Before him, mighty kings will be paralyzed with fear.
Their fortress gates will be opened,
never to shut again. – Isaiah 45:1
Yahweh will humiliate nations opposed to Him, no matter to whom they dedicate their city gates.
Mark’s Gospel especially highlights significance of Jewish and Gentile ‘space’ in its account of Jesus’ earthly ministry. The spirit of those possessing that space exposed and dealt with in terms of exorcism (Mark 1:21-28). Jesus’ invasion of Roman space, on the edges of the empire, where imperial armies – legions – hold people in bondage, related in similar terms. ‘Legion’ is expelled by exorcism and the local man delivered (Mark 5:1-20). Throughout the four Gospels, Jesus Christ depicted as walking into areas seen by the Jewish leadership as contaminated and transforming them. Christ’s victory wins Him access to all space on earth and in the heavenly realms.
Part of the good news of being ‘in Christ’ relates to space. Places identified as strongholds of evil, but Christ’s followers are to capture them.
The exorcism of places tends to take on significance in Christian mission to Muslims. There are areas that need redemption by cleansing and maybe exorcism if the Muslim freed from fear in moving around his own home or in the community at large.
In the OT, Yahweh revealed defilement of people would quickly lead to pollution of the land where they lived —
Because the entire land has become defiled, I am punishing the people who live there. I will cause the land to vomit them out. – Leviticus 18:25
The exile of the people of Israel delivered by barrenness of natural soil, locust plagues and occupation by wild lions —
But since these foreign settlers did not worship the Lord when they first arrived, the Lord sent lions among them, which killed some of them. – 2 Kings 17:25
In consequence, the land, as much as the nation, needed reclamation for Yahweh —
“The time will come,” says the Lord,
“when the grain and grapes will grow faster
than they can be harvested.
Then the terraced vineyards on the hills of Israel
will drip with sweet wine! – Amos 9:13
Part of Yahweh’s constant promise through the prophets concerned such reclamation —
Then if my people who are called by my name will humble themselves and pray and seek my face and turn from their wicked ways, I will hear from heaven and will forgive their sins and restore their land. – 2 Chronicles 7:14
In Nehemiah’s leadership of the returned remnant, the issues of first fruits, tithes and Sabbath rest were constantly being highlighted. Nehemiah’s concern was to hold the Israelites to their agreement. That agreement included a new attitude to the spacious and fertile land which belonged to the Lord defiled by the people’s previous sins.
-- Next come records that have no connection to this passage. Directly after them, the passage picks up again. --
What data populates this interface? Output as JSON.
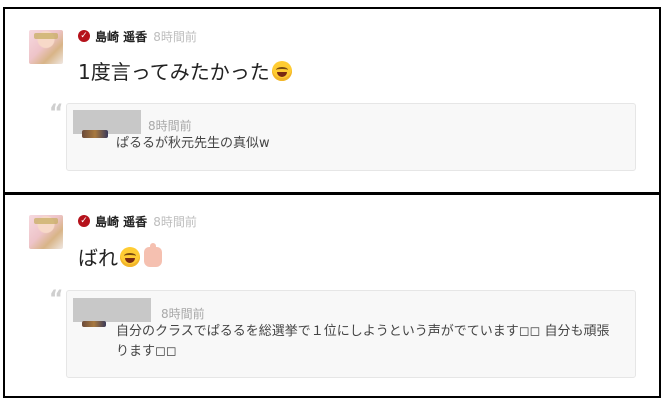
{
  "posts": [
    {
      "author": "島崎 遥香",
      "time": "8時間前",
      "message": "1度言ってみたかった",
      "emojis": [
        "laugh-emoji"
      ],
      "reply": {
        "time": "8時間前",
        "text": "ぱるるが秋元先生の真似w"
      }
    },
    {
      "author": "島崎 遥香",
      "time": "8時間前",
      "message": "ばれ",
      "emojis": [
        "laugh-emoji",
        "thumbs-up-emoji"
      ],
      "reply": {
        "time": "8時間前",
        "text": "自分のクラスでぱるるを総選挙で１位にしようという声がでています◻︎◻︎ 自分も頑張ります◻︎◻︎"
      }
    }
  ],
  "icons": {
    "verified": "verified-check-icon",
    "quote": "quote-icon"
  },
  "colors": {
    "verified": "#b5121b",
    "time": "#bdbdbd",
    "card_bg": "#f8f8f8",
    "quote": "#cfcfcf"
  }
}
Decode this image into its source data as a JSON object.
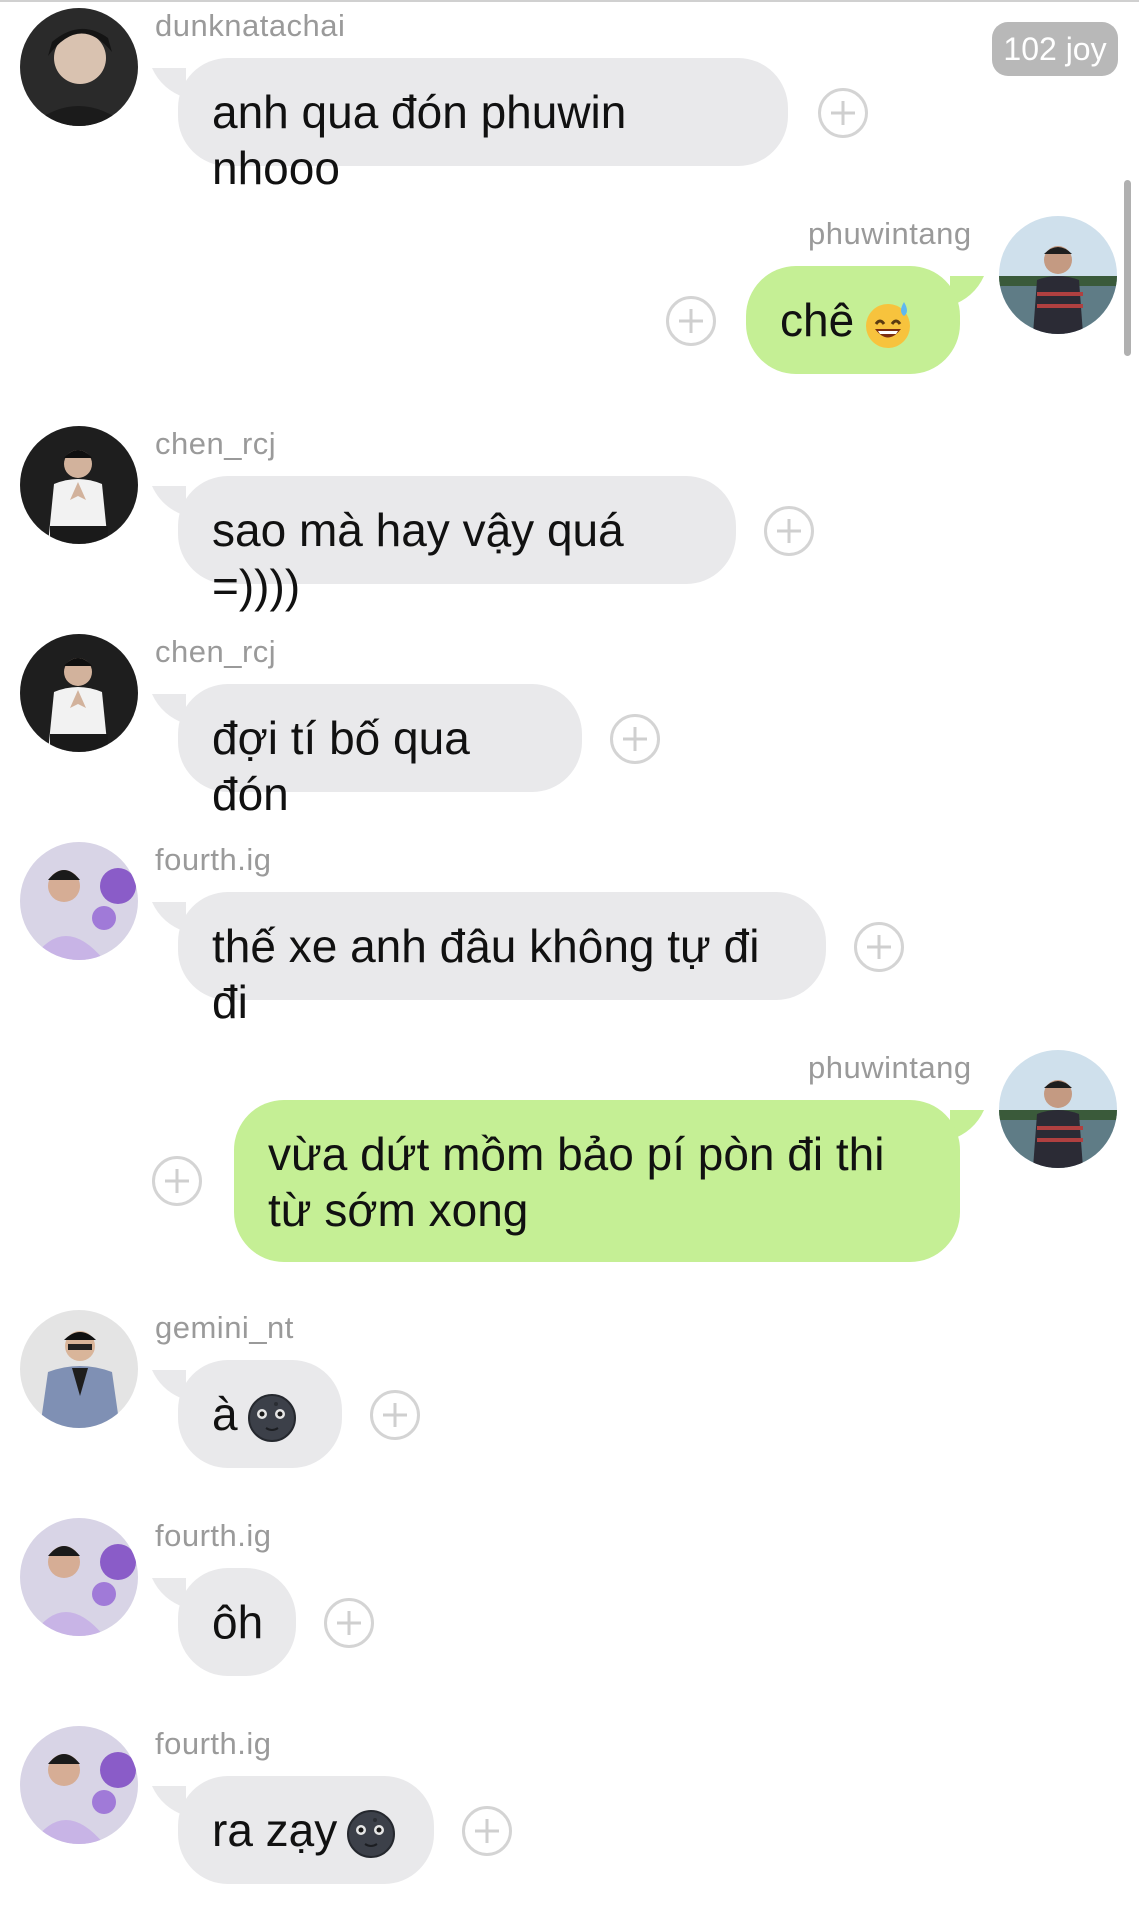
{
  "badge": {
    "label": "102 joy"
  },
  "colors": {
    "incoming_bubble": "#e9e9eb",
    "outgoing_bubble": "#c5ef95",
    "username": "#9a9a9a"
  },
  "messages": [
    {
      "user": "dunknatachai",
      "text": "anh qua đón phuwin nhooo",
      "side": "in",
      "avatar": "avatar-dunk"
    },
    {
      "user": "phuwintang",
      "text": "chê",
      "emoji": "sweat-smile-emoji",
      "side": "out",
      "avatar": "avatar-phuwin"
    },
    {
      "user": "chen_rcj",
      "text": "sao mà hay vậy quá =))))",
      "side": "in",
      "avatar": "avatar-chen"
    },
    {
      "user": "chen_rcj",
      "text": "đợi tí bố qua đón",
      "side": "in",
      "avatar": "avatar-chen"
    },
    {
      "user": "fourth.ig",
      "text": "thế xe anh đâu không tự đi đi",
      "side": "in",
      "avatar": "avatar-fourth"
    },
    {
      "user": "phuwintang",
      "text": "vừa dứt mồm bảo pí pòn đi thi từ sớm xong",
      "side": "out",
      "avatar": "avatar-phuwin"
    },
    {
      "user": "gemini_nt",
      "text": "à",
      "emoji": "new-moon-face-emoji",
      "side": "in",
      "avatar": "avatar-gemini"
    },
    {
      "user": "fourth.ig",
      "text": "ôh",
      "side": "in",
      "avatar": "avatar-fourth"
    },
    {
      "user": "fourth.ig",
      "text": "ra zạy",
      "emoji": "new-moon-face-emoji",
      "side": "in",
      "avatar": "avatar-fourth"
    }
  ]
}
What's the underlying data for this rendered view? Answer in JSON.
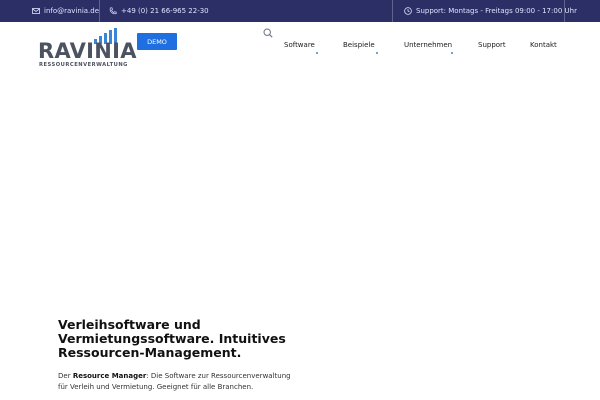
{
  "topbar": {
    "email": "info@ravinia.de",
    "phone": "+49 (0) 21 66-965 22-30",
    "hours": "Support: Montags - Freitags 09:00 - 17:00 Uhr"
  },
  "logo": {
    "word": "RAVINIA",
    "sub": "RESSOURCENVERWALTUNG"
  },
  "demo_label": "DEMO",
  "nav": {
    "items": [
      {
        "label": "Software"
      },
      {
        "label": "Beispiele"
      },
      {
        "label": "Unternehmen"
      },
      {
        "label": "Support"
      },
      {
        "label": "Kontakt"
      }
    ]
  },
  "hero": {
    "title": "Verleihsoftware und Vermietungssoftware. Intuitives Ressourcen-Management.",
    "text_prefix": "Der ",
    "text_bold": "Resource Manager",
    "text_rest": ": Die Software zur Ressourcenverwaltung für Verleih und Vermietung. Geeignet für alle Branchen."
  },
  "colors": {
    "topbar": "#2b2f66",
    "accent": "#1f6fe0",
    "logo_text": "#4b5260"
  }
}
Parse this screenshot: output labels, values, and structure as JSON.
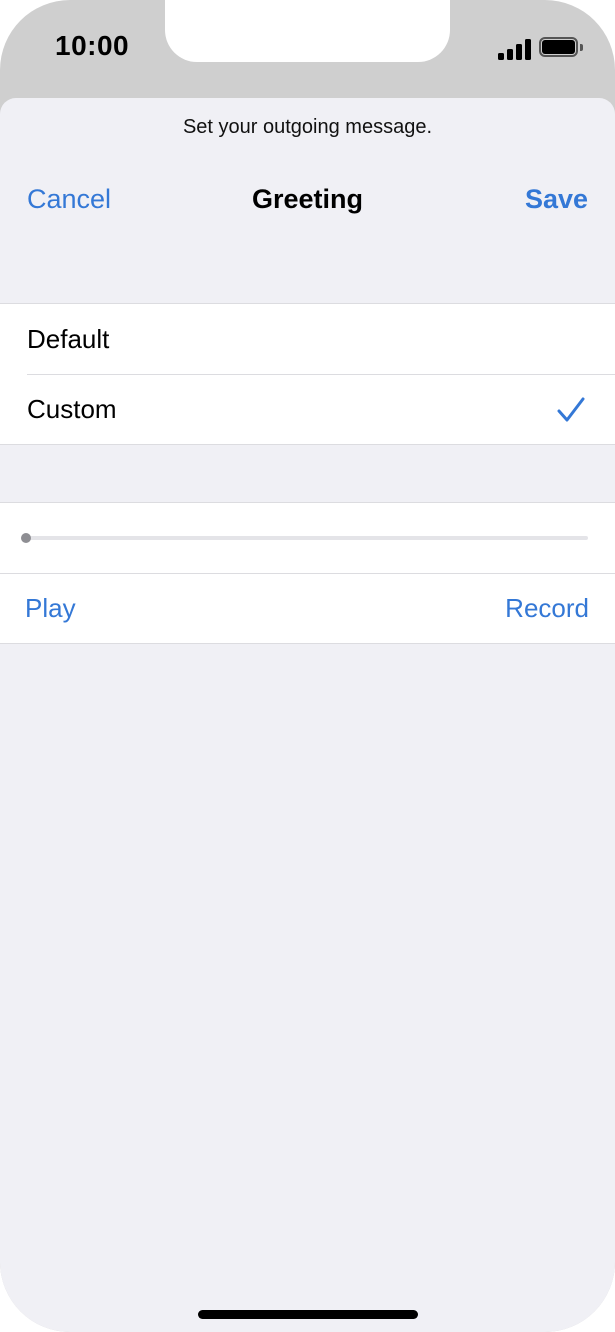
{
  "status_bar": {
    "time": "10:00",
    "signal_icon": "cellular-signal-icon",
    "battery_icon": "battery-icon"
  },
  "sheet": {
    "prompt": "Set your outgoing message.",
    "nav": {
      "cancel": "Cancel",
      "title": "Greeting",
      "save": "Save"
    },
    "options": [
      {
        "label": "Default",
        "selected": false
      },
      {
        "label": "Custom",
        "selected": true
      }
    ],
    "playback": {
      "progress": 0,
      "play": "Play",
      "record": "Record"
    }
  },
  "colors": {
    "accent": "#3478d6",
    "background": "#f0f0f5",
    "separator": "#dcdce0"
  }
}
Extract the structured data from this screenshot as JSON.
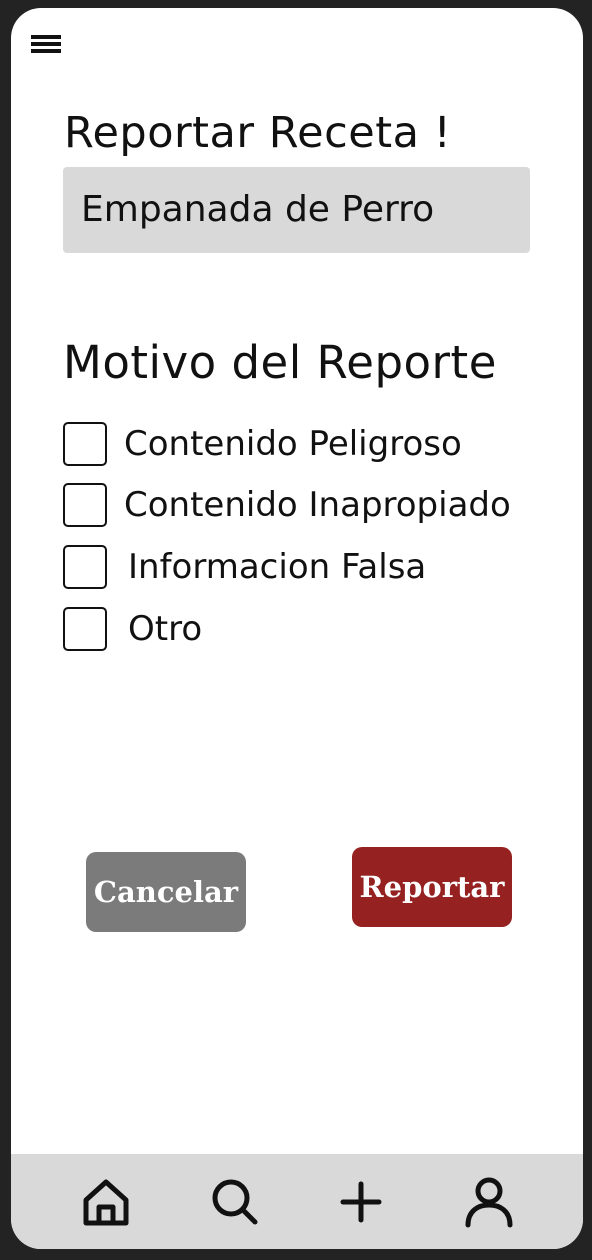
{
  "header": {
    "menu_icon": "hamburger-menu-icon"
  },
  "form": {
    "title": "Reportar Receta !",
    "recipe_name": "Empanada de Perro",
    "reason_title": "Motivo del Reporte",
    "options": [
      {
        "label": "Contenido Peligroso",
        "checked": false
      },
      {
        "label": "Contenido Inapropiado",
        "checked": false
      },
      {
        "label": "Informacion Falsa",
        "checked": false
      },
      {
        "label": "Otro",
        "checked": false
      }
    ]
  },
  "actions": {
    "cancel_label": "Cancelar",
    "report_label": "Reportar",
    "cancel_color": "#7b7b7b",
    "report_color": "#952220"
  },
  "bottom_nav": {
    "items": [
      {
        "icon": "home-icon"
      },
      {
        "icon": "search-icon"
      },
      {
        "icon": "plus-icon"
      },
      {
        "icon": "user-icon"
      }
    ]
  }
}
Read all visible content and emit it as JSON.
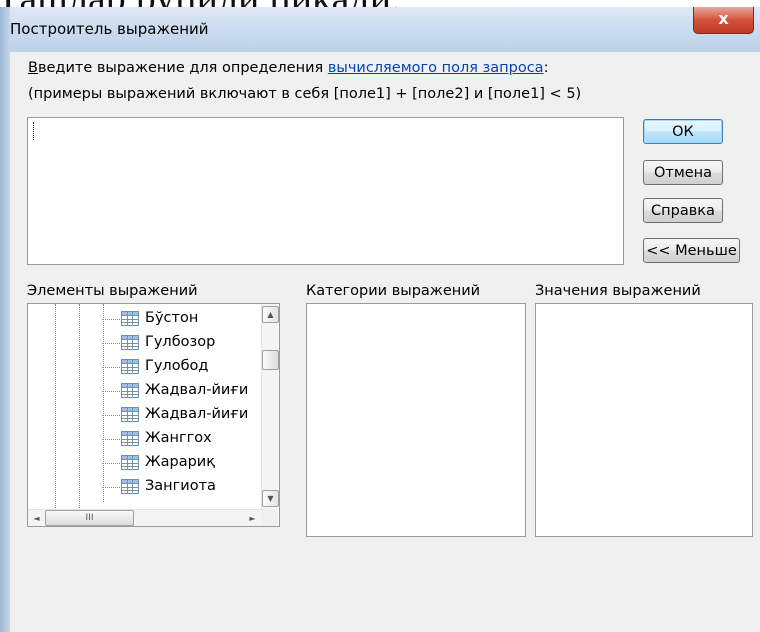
{
  "background_text": "Ташлар рупили пиқади.",
  "window": {
    "title": "Построитель выражений",
    "close_glyph": "x"
  },
  "instructions": {
    "line1_accel": "В",
    "line1_prefix": "ведите выражение для определения ",
    "line1_link": "вычисляемого поля запроса",
    "line1_suffix": ":",
    "line2": "(примеры выражений включают в себя [поле1] + [поле2] и [поле1] < 5)"
  },
  "expression": {
    "value": ""
  },
  "buttons": {
    "ok": "ОК",
    "cancel": "Отмена",
    "help": "Справка",
    "less": "<< Меньше"
  },
  "sections": {
    "elements": "Элементы выражений",
    "categories": "Категории выражений",
    "values": "Значения выражений"
  },
  "tree_items": [
    "Бўстон",
    "Гулбозор",
    "Гулобод",
    "Жадвал-йиғи",
    "Жадвал-йиғи",
    "Жанггох",
    "Жарариқ",
    "Зангиота"
  ],
  "icons": {
    "table": "table-icon",
    "scroll_up": "▲",
    "scroll_down": "▼",
    "scroll_left": "◄",
    "scroll_right": "►",
    "thumb_grip": "III"
  },
  "colors": {
    "link": "#0645ad",
    "close_button": "#c13a24",
    "dialog_bg": "#f0f0f0",
    "titlebar": "#c9dbef"
  }
}
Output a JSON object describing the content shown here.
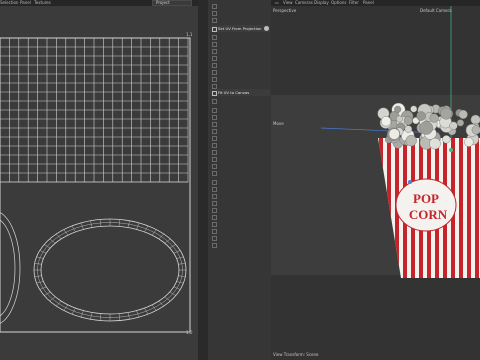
{
  "main_menu": {
    "items": [
      "Selection",
      "Panel",
      "Textures"
    ]
  },
  "uv_editor": {
    "project_dropdown": "Project",
    "corner_top_right": "1,1",
    "corner_bottom_right": "1,0"
  },
  "tool_panel": {
    "items": [
      {
        "label": "Set UV From Projection",
        "active": true
      },
      {
        "label": "Fit UV to Canvas",
        "active": true
      }
    ]
  },
  "viewport": {
    "menu": [
      "View",
      "Cameras",
      "Display",
      "Options",
      "Filter",
      "Panel"
    ],
    "view_name": "Perspective",
    "camera": "Default Camera",
    "move_label": "Move",
    "footer": "View Transform: Scene"
  },
  "popcorn": {
    "text_line1": "POP",
    "text_line2": "CORN"
  },
  "colors": {
    "accent_red": "#c5242a",
    "stripe_white": "#f4f2ee",
    "axis_green": "#3fbf86",
    "axis_blue": "#4a7fd6",
    "grid_line": "#d4d4d4"
  }
}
Among Muslims who see toilets, graveyards and sorceresses’ homes as residences of jinn, disciples of Jesus Christ need to reclaim those places in His name. For such believers, the ritual is not a form of magic, but a service of transfer and dedication. No matter how persecuted or denigrated in an Islamic country, the message and love of Christ cannot be eradicated by human (Muslim) hands.
A significant saying of Jesus Himself, in view of such ministry, concerns the binding of the strong man, as preparation for the despoiling of his territory.Power encounters at the level, in the space falsely claimed by the devil, s a vital element of Christian witness among ordinary Muslims.